Scotty Odyssey—Willamette Valley

We abandon the coast and drive inland, through forested hills splashed with autumn color. Leaf tips tinted papaya, mango and tamarind.

“Smile, this is a friendly place,” proclaims a paper-plate placard as we enter an out-of-the-way mobile home and RV park about ten miles west of Eugene. Green lawn leads to the water’s edge and a wide-open view across the expansive Fern Ridge Lake Reservoir to low hills on the opposite shore. We stop here for the night.

The weather is pleasantly warm, in fact the hottest it’s been since Yosemite. We’ve been on the road about two weeks now, and it’s time for laundry (again) and a major reorganization of supplies in the Ford and the Scotty. Dave unpacks and re-packs the extra clothes, tools, food, fire and barbeque supplies stored in the truck bed while I clean and reorganize the dishes, clothes and foodstuffs we keep in the trailer. Later, I find a shady spot on the grass behind the trailer for some yoga. Afterward, I head across the road for a hot shower. All the talk of salmon fishing in the coastal river towns has given us a taste for the rose-fleshed fish, so for dinner we poach a little tail and serve it with garlic pasta and a simple green salad.

In the morning, we walk Basil along the shoreline. Six geese fly overhead, calling to each other with the wild, harsh sounds they make. “Like rusty gears that need oil,” Dave says.

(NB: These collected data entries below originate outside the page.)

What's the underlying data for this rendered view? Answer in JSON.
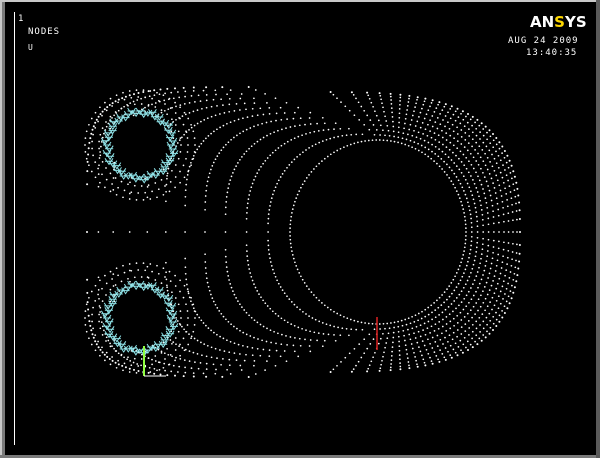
{
  "window": {
    "number": "1",
    "plot_type": "NODES",
    "plot_sub": "U",
    "date": "AUG 24 2009",
    "time": "13:40:35"
  },
  "logo": {
    "prefix": "AN",
    "accent_part": "S",
    "suffix": "YS",
    "text": "ANSYS"
  },
  "colors": {
    "background": "#000000",
    "nodes": "#ffffff",
    "constraints": "#8fe3e8",
    "force_arrow": "#d02020",
    "triad_y": "#90ff40",
    "logo_accent": "#ffd800"
  },
  "symbols": {
    "nodes": "node-dots",
    "constraints": "displacement-constraint-symbols",
    "load": "force-arrow",
    "triad": "coordinate-triad-icon"
  }
}
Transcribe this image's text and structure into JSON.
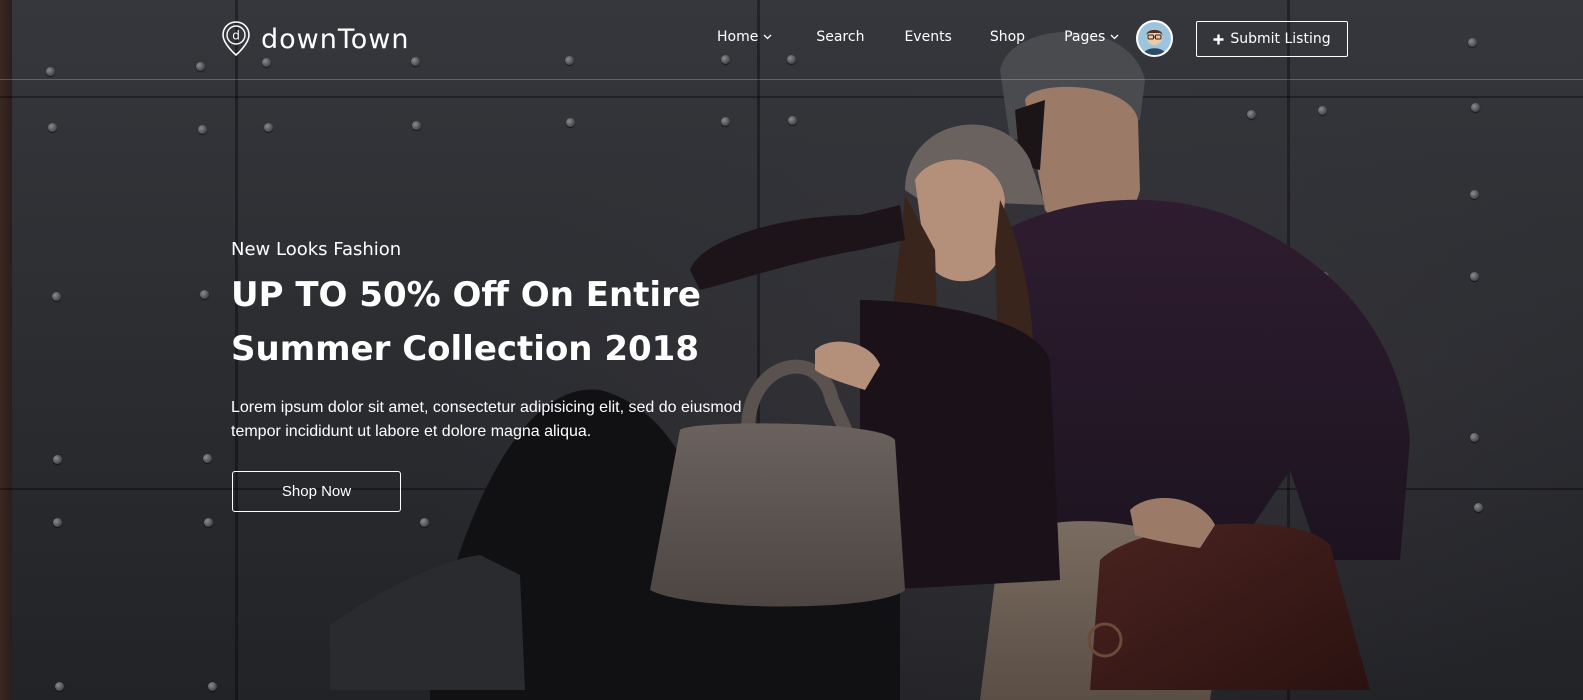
{
  "brand": {
    "name": "downTown",
    "logo_letter": "d",
    "logo_icon": "map-pin-icon"
  },
  "nav": {
    "items": [
      {
        "label": "Home",
        "dropdown": true
      },
      {
        "label": "Search",
        "dropdown": false
      },
      {
        "label": "Events",
        "dropdown": false
      },
      {
        "label": "Shop",
        "dropdown": false
      },
      {
        "label": "Pages",
        "dropdown": true
      }
    ],
    "dropdown_icon": "chevron-down-icon",
    "avatar_icon": "user-avatar-icon",
    "submit_icon": "plus-icon",
    "submit_label": "Submit Listing"
  },
  "hero": {
    "kicker": "New Looks Fashion",
    "headline_line1": "UP TO 50% Off On Entire",
    "headline_line2": "Summer Collection 2018",
    "description_line1": "Lorem ipsum dolor sit amet, consectetur adipisicing elit, sed do eiusmod",
    "description_line2": "tempor incididunt ut labore et dolore magna aliqua.",
    "cta_label": "Shop Now"
  },
  "colors": {
    "background": "#2b2c30",
    "text": "#ffffff",
    "sweater": "#2a1a2b",
    "bag_grey": "#5f5855",
    "bag_leather": "#3a1d1a"
  }
}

Meanwhile the world goes on.
Meanwhile the sun and the clear pebbles of the rain
are moving across the landscapes,
over the prairies and the deep trees,
the mountains and the rivers.
Meanwhile the wild geese, high in the clean blue air,
are heading home again.
 
Excerpted from “Wild Geese,” by Mary Oliver

 

In Eugene, we make three necessary stops: Home Depot, for a charger for Dave’s elecric drill, St. Vincent de Paul for a saucepan to replace the one I burned up, and—yes, you guessed it—a guitar store. Dave spends two hours looking at guitars and talking with the owner of the store before trading the guitar he brought with him on the Scotty Odyssey, a Bakersfield Telecaster electric, for an acoustic 1947 Martin that “sounds amazing.” He is beaming, light as air.